Categorizing my Work
This past week, I have been delving deeper into my research on the topics of word embeddings and trading algorithms. My research revealed many new things (some negative, some positive, but I consider all lessons learned to be positive) to me, which I will describe in greater detail later on. The first point I wanted to share is how I plan on structuring my work, as I currently have (what I believe to be) a sufficient amount of background information to get meaningful work done on the coding front.
As mentioned in previous posts, there are two primary components to my research work:
- Word2Vec for creating embeddings
- Trading Algorithm strategies
I will be working on these two components in parallel throughout the year, simultaneously. This is preferable to working on single topics for large blocks of time, as working simultaneously between Word2Vec and trading algorithms helps with finding useful correlations. For instance, last week I read a super interesting article on zerohedge.com which pointed out a recurring trend happening during China’s Golden-Week festival.
Interesting Applications for Neural Networks
Every year, Chinese people recognize the Golden Festival, a week-long celebration welcoming in the new Lunar year. During this time, the Chinese stock exchanges close, as people travel home for festivities. Interestingly enough, writers are Zerohedge noticed that every year, during this week, prices of precious metals would fall considerably, only to increase sharply as soon as the Chinese markets reopen.

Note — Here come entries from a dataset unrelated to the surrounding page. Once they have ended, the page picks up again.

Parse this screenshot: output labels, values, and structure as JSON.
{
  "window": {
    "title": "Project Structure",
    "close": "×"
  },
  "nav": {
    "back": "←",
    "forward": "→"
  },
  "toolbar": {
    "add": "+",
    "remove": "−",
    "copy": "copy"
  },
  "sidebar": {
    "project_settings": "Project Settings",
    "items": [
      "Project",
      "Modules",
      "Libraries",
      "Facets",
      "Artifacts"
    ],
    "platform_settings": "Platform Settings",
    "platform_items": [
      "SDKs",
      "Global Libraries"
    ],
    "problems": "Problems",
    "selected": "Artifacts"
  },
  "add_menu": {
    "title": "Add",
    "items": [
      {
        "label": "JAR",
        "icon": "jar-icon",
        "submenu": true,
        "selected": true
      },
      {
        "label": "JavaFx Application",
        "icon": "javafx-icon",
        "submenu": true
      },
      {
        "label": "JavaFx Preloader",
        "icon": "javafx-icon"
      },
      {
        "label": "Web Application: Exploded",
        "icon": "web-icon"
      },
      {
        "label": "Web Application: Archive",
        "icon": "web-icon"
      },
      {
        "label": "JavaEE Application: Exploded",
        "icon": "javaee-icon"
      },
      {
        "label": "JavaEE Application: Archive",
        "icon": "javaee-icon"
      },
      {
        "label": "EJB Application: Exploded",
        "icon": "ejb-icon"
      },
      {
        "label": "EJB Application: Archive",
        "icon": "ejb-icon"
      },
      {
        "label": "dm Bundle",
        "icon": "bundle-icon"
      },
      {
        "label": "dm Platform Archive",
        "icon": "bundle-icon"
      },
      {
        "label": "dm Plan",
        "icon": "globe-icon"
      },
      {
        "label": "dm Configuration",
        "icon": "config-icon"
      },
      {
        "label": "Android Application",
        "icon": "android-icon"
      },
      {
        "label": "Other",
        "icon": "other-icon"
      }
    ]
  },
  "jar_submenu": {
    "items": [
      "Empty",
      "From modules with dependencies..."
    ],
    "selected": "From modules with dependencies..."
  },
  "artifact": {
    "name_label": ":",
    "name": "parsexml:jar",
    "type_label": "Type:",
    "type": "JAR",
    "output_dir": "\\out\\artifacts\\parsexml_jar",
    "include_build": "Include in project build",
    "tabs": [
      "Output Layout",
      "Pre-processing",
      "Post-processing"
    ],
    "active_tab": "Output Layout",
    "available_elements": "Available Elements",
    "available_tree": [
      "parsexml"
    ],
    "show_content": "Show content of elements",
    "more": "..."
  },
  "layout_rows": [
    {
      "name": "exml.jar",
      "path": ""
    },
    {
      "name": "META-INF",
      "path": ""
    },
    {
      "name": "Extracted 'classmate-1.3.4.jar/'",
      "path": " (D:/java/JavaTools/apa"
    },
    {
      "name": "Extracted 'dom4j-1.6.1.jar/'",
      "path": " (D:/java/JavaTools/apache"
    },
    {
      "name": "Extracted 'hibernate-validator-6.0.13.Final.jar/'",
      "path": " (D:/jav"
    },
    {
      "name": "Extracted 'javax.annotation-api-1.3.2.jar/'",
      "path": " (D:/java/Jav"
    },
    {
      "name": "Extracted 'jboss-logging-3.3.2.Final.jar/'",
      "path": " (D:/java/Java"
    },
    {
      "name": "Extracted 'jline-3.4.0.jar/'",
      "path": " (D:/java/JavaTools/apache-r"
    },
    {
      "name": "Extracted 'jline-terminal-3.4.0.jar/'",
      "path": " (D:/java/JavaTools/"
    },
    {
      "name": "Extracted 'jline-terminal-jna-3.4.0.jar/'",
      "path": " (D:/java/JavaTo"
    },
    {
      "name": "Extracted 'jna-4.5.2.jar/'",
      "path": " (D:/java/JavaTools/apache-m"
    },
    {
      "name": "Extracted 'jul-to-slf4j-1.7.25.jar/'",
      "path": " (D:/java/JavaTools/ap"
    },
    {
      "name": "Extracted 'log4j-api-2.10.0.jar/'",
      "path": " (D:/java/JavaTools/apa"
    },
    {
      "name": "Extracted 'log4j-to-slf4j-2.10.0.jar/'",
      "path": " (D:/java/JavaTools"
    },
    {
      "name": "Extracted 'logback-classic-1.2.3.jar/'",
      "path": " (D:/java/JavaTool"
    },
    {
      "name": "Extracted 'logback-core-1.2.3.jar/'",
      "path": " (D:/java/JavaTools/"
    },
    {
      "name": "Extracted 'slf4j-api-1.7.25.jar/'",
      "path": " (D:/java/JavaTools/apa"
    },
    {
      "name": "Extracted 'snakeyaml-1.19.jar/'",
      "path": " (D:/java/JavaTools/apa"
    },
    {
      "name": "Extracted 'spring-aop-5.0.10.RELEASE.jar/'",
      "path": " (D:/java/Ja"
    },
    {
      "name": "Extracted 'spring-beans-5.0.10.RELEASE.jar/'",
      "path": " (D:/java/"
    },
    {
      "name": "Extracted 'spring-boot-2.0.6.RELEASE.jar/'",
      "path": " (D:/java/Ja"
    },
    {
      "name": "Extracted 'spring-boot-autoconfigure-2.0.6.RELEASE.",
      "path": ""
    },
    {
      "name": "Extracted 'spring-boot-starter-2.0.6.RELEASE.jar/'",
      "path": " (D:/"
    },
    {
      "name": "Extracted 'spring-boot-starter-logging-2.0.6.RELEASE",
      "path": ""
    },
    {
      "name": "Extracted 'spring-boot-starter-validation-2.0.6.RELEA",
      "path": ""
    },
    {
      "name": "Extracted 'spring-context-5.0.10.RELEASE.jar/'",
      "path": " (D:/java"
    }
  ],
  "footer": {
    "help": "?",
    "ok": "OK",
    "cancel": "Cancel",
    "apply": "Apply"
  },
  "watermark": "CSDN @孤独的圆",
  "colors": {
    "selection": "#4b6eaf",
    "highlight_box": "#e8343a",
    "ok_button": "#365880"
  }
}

Here is a visualization, with all pictures taken from here:
To test this theory, I went and looked at recent gold prices. China’s Golden Week of 2018 began October 2nd, and went to October 9.
Not surprisingly, gold prices lost about 22$ to the ounce during this week, but have jumped 40$ to the ounce since then.
The reason why I mention this example is because it would be a perfect place to implement neural networks. This is a clearly recurring pattern which occurs during the same time period (China’s Golden week happens on the same date every year, but what about holidays/events that change dates year-to-year), and a recurrent neural network should be able to figure this out on its own. I’m thinking of using this data as a entry-point into incorporating AI into my trading algorithm, as it is a clearly defined task: Train the network on this data (+ other unrelated gold-price data to make the set more varied), and ask it to predict what will happen to gold prices starting October 1, 2019.
Questions to Consider
This may sound simple, but there are a lot of factors which come into play. For instance, how would we incorporate times (dates) into the neural network? What’s the purpose of having a neural network recognize a financial pattern, without knowing when it would appear? What exact data would we use for training the network? Gold prices & dates are necessary, but how would we convert these to inputs for a RNN? Would it make sense to use Word2Vec for this?
These are all questions that I need to start experimenting with, and trying to answer on my own. I’ve tried researching the answers online, but there is little to no consensus on answers, as people genuinely don’t know what the best approach is (and those who DO know definitely won’t share with the rest of the world). As I’ve come to realize through my research on trading algorithms in general, there are infinitely many different approaches you can take, and equally as many trading strategies.
Some other interesting trading strategies that I’ve researched are:
Rather basic investing strategy where we assume worse performing stocks one week will perform best next week, and vice-versa.
I am currently writing a sample algorithm of this strategy using quantopian.com’s python IDE.
2. Sentiment analysis
The theory that one can use investor sentiment (calculated using NLP neural networks applied on Twitter/Stocktwits data) to make accurate predictions about which stocks will go up/down (positive sentiment –> BUY, negative sentiment –> Sell).
The Word2Vec search I’m currently writing will hopefully be able to do some basic sentiment analysis.
3. Selling/buying based on large-cap hedge fund involvement
Apparently, a super effective strategy in recent years has been to buy / sell stocks based on how under/overweight they are. An underweight stock is a stock which has a large short positioning by large-scale hedge funds relative to the stock’s ‘weight’ (influence) in the S&P500. An overweight stock is just the opposite. It appears that buying underweight stocks while shorting overweight stocks is a strong investing strategy, which has consistently been returning positive post-2008 crash. One doesn’t really need a neural network to do this, but I thought it was worth noting.
But, there are many more investing strategies to consider. The main question is which ones would be most applicable to the Word2Vec I want to implement?
Reflecting back on the week
I think my strategy of implementing Word2Vec-created embeddings into a trading algorithm has potential, but only I can figure out if this is true or not. This type of ambiguous work is hard for me to grasp right now, as all of my questions have no real answers — One must figure them out for himself (every man for himself type situation). But, I don’t want to get bogged down in the research, so I will try to choose one definite strategy (fundamental dataset) in this upcoming week so I can get to tangible work.
There is always more learning to be done, and I will continue to research online, through books (I’m about halfway through Black Swan by Nicolas Taleb — I will write a reflection post once I’m done, as there are some super interesting parallels between my current work and what Mr. Taleb writes about) and through interviews.